Виктор направился по тенистой тропинке к спрятавшемуся в лесной зелени двухэтажному особняку, железную крышу которого и башню с часами хорошо видно со стороны Волги, если плыть на катере или яхте.

Несомненным модернизмом странного строения была башенка с механическими часами, завершающая боковую пристройку к дому – флигель, из незатенённого окна которого молчаливо взирала на широкую лужайку гипсовая голова Лаокоона. Башенку с часами уравновешивала с другого края крыши телевизионная спутниковая антенна.

Глава 2

Пробуждение музы

– Доброе утро, Виктор! Водичка сегодня тёплая?

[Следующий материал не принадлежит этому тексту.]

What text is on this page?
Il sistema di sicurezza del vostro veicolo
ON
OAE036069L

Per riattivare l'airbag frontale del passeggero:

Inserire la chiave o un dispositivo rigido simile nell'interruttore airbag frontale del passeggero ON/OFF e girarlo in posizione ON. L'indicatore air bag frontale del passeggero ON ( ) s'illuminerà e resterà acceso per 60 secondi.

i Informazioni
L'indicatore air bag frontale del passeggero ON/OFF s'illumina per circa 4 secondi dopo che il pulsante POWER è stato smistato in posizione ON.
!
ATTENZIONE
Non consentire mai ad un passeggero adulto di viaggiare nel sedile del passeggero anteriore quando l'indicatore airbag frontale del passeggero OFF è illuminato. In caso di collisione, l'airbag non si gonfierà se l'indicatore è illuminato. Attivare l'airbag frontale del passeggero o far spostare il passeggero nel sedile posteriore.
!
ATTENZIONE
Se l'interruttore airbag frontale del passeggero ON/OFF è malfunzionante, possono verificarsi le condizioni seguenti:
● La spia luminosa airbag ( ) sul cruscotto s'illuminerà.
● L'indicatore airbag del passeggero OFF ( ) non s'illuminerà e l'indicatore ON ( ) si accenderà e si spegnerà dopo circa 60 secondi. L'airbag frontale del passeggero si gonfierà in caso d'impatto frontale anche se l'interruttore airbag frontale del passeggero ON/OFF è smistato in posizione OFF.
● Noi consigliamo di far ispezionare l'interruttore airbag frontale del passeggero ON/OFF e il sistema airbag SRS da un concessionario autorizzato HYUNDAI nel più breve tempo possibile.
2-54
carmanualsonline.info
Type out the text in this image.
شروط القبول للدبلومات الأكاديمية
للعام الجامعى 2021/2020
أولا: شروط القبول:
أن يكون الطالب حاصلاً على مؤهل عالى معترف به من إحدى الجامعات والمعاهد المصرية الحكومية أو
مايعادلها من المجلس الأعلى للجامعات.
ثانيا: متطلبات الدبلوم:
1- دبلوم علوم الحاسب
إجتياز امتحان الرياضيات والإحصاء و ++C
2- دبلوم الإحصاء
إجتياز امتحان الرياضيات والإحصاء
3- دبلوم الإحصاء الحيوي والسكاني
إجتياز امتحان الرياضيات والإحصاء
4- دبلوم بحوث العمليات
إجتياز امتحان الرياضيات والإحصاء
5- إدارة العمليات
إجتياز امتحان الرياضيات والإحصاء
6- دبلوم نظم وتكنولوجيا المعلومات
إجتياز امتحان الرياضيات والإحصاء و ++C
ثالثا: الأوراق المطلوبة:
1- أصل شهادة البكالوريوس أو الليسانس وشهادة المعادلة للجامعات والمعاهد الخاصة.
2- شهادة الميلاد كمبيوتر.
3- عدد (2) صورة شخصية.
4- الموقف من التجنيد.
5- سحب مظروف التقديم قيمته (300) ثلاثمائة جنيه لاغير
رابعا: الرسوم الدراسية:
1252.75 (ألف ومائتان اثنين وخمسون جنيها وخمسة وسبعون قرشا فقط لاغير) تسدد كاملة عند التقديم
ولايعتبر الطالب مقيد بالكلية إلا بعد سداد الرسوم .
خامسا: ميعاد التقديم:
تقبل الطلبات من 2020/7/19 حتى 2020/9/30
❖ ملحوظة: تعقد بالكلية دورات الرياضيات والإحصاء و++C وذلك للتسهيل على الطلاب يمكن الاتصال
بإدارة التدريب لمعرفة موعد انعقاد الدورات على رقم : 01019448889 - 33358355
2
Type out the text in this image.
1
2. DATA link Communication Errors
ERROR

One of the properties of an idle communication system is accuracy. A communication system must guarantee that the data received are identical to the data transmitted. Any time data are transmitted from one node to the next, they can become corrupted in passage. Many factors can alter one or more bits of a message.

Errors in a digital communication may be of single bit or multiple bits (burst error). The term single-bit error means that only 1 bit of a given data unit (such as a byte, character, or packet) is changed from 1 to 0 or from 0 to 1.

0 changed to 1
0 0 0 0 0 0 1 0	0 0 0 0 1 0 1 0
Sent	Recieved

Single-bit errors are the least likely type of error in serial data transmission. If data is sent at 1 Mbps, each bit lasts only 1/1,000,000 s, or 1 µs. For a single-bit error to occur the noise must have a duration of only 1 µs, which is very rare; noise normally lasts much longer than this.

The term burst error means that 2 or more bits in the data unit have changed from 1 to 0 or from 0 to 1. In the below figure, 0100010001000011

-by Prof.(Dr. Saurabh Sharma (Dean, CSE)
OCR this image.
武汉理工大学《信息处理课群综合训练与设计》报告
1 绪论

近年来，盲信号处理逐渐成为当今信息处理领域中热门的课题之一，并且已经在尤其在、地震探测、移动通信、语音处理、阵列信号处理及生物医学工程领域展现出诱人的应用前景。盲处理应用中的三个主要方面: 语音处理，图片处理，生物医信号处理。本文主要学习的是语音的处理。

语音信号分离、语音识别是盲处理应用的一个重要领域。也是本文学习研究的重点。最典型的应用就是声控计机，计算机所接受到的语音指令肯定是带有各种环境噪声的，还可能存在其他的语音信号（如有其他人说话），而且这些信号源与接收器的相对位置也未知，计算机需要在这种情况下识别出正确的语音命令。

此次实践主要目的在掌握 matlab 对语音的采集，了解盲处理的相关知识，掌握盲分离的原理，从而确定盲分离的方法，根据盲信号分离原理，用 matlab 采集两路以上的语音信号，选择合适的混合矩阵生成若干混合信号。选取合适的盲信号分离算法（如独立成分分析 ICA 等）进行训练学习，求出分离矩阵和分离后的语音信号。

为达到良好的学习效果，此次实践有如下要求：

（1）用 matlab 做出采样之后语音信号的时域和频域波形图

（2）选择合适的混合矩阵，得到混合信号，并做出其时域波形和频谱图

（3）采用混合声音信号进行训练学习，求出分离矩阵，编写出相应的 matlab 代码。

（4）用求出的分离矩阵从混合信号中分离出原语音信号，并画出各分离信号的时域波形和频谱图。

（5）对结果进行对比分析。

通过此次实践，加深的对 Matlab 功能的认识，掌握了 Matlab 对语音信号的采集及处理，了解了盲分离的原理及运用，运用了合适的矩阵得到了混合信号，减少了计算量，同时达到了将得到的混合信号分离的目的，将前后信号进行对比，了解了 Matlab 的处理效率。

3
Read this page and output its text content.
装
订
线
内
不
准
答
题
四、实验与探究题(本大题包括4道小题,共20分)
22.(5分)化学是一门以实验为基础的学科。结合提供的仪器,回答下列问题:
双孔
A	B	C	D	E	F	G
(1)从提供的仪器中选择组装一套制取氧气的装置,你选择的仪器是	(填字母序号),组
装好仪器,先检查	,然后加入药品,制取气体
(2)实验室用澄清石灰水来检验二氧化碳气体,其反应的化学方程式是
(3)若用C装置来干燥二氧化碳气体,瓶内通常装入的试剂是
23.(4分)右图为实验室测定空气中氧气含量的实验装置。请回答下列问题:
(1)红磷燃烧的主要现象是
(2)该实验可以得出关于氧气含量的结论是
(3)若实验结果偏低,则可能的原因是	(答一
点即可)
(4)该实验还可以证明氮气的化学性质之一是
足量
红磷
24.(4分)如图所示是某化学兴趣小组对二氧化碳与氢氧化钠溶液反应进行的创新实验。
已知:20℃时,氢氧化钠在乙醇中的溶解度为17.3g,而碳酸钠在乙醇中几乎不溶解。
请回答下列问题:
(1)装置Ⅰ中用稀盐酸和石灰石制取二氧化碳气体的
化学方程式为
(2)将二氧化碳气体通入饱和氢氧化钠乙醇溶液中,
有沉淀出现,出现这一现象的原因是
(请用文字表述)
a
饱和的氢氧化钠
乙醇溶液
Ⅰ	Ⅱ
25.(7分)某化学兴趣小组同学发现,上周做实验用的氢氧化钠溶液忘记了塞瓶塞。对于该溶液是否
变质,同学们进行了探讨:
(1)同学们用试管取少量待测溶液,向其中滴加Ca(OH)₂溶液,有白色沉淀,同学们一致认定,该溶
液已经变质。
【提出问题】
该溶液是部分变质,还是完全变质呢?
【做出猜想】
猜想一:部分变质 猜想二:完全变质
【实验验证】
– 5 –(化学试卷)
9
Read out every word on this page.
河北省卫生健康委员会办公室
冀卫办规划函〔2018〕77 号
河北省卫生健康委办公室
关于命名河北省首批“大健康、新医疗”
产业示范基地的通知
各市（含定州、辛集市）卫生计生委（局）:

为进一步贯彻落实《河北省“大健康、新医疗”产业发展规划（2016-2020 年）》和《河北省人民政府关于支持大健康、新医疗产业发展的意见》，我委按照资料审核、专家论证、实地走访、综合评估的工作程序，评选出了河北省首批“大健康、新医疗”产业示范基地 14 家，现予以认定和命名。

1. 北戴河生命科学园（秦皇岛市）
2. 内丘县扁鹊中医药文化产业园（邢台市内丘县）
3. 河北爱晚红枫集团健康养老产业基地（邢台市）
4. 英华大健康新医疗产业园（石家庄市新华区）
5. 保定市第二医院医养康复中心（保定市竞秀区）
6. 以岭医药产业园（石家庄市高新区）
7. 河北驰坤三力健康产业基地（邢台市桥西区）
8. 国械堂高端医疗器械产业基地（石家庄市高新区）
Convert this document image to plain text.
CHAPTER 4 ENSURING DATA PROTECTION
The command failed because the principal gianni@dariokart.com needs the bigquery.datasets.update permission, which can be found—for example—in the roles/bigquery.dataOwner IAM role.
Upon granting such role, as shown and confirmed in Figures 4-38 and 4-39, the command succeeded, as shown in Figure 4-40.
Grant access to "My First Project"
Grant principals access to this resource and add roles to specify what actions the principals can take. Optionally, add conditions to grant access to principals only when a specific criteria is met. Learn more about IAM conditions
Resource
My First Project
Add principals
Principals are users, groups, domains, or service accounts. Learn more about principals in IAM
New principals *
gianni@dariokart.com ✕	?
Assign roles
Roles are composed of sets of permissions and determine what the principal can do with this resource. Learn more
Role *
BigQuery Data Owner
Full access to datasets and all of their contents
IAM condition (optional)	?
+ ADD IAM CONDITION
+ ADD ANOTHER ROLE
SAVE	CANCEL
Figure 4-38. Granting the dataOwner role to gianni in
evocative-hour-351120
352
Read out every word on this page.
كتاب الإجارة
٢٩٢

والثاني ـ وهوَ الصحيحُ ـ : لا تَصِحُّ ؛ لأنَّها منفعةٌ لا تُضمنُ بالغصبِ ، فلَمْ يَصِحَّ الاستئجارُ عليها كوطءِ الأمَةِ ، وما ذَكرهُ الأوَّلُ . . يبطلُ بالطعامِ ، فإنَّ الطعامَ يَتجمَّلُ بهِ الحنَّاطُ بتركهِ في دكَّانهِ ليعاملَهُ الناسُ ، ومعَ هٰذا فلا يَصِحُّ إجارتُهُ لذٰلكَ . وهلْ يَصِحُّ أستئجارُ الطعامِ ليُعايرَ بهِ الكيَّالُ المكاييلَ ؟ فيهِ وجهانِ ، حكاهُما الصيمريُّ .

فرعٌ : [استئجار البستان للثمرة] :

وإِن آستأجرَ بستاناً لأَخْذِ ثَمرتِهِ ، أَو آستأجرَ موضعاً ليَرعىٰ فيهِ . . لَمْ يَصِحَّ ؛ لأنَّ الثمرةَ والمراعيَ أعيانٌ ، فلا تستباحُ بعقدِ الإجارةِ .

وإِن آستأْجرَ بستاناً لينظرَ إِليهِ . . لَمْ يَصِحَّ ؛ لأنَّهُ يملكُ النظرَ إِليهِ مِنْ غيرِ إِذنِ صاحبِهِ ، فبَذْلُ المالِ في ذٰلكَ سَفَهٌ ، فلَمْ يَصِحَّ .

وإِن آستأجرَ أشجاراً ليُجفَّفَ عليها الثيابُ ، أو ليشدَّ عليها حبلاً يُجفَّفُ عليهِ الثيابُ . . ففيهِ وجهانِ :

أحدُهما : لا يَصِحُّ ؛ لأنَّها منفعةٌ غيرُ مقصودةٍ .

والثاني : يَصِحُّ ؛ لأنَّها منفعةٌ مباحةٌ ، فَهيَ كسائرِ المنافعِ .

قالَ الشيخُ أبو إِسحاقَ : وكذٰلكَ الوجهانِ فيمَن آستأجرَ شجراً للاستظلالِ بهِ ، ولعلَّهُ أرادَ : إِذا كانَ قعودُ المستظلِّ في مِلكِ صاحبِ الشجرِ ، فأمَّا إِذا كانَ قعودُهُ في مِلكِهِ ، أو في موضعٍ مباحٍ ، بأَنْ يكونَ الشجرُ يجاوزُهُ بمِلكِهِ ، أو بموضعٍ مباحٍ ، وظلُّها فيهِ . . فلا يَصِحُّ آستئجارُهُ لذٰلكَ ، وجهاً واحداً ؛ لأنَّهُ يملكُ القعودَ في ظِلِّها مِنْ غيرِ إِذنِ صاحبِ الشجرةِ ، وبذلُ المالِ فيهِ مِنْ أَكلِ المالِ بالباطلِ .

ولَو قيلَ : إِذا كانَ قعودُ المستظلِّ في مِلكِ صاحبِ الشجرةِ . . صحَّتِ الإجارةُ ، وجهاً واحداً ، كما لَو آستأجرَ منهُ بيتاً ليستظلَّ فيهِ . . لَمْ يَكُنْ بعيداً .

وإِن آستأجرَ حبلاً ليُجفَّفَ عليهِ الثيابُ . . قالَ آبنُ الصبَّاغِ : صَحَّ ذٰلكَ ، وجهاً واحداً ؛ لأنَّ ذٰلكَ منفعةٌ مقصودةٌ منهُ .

– Доброе утро, моя дорогая Вероника! Вода тёплая и чистая, как божественная слеза, – мужчина бодро вбежал на летнюю веранду и театрально поцеловал стройную миловидную женщину. Она с ласковой улыбкой расставляла на круглом столе чашки:

– Тебе чай или кофе?

– Кофе и чизбургер!

– Сегодня ты с уловом. Сам поймал или это награда самой Афродиты? – в её ясном взгляде сияла утренняя свежесть полевых ромашек.

Виктор поднял кукан с рыбой над столом:

– Эти судачки – награда моей возлюбленной.

– Осторожнее, Виктор! Положи рыбу на лавку.

– Это же награда за твою любовь, Вероника!

– Хороша награда, с которой придётся немало потрудиться!

 

– Дорогая, зато истинная награда ждёт повара в потоке хвалебных восклицаний.

– Вот восклицаниями и наполню твой бокал.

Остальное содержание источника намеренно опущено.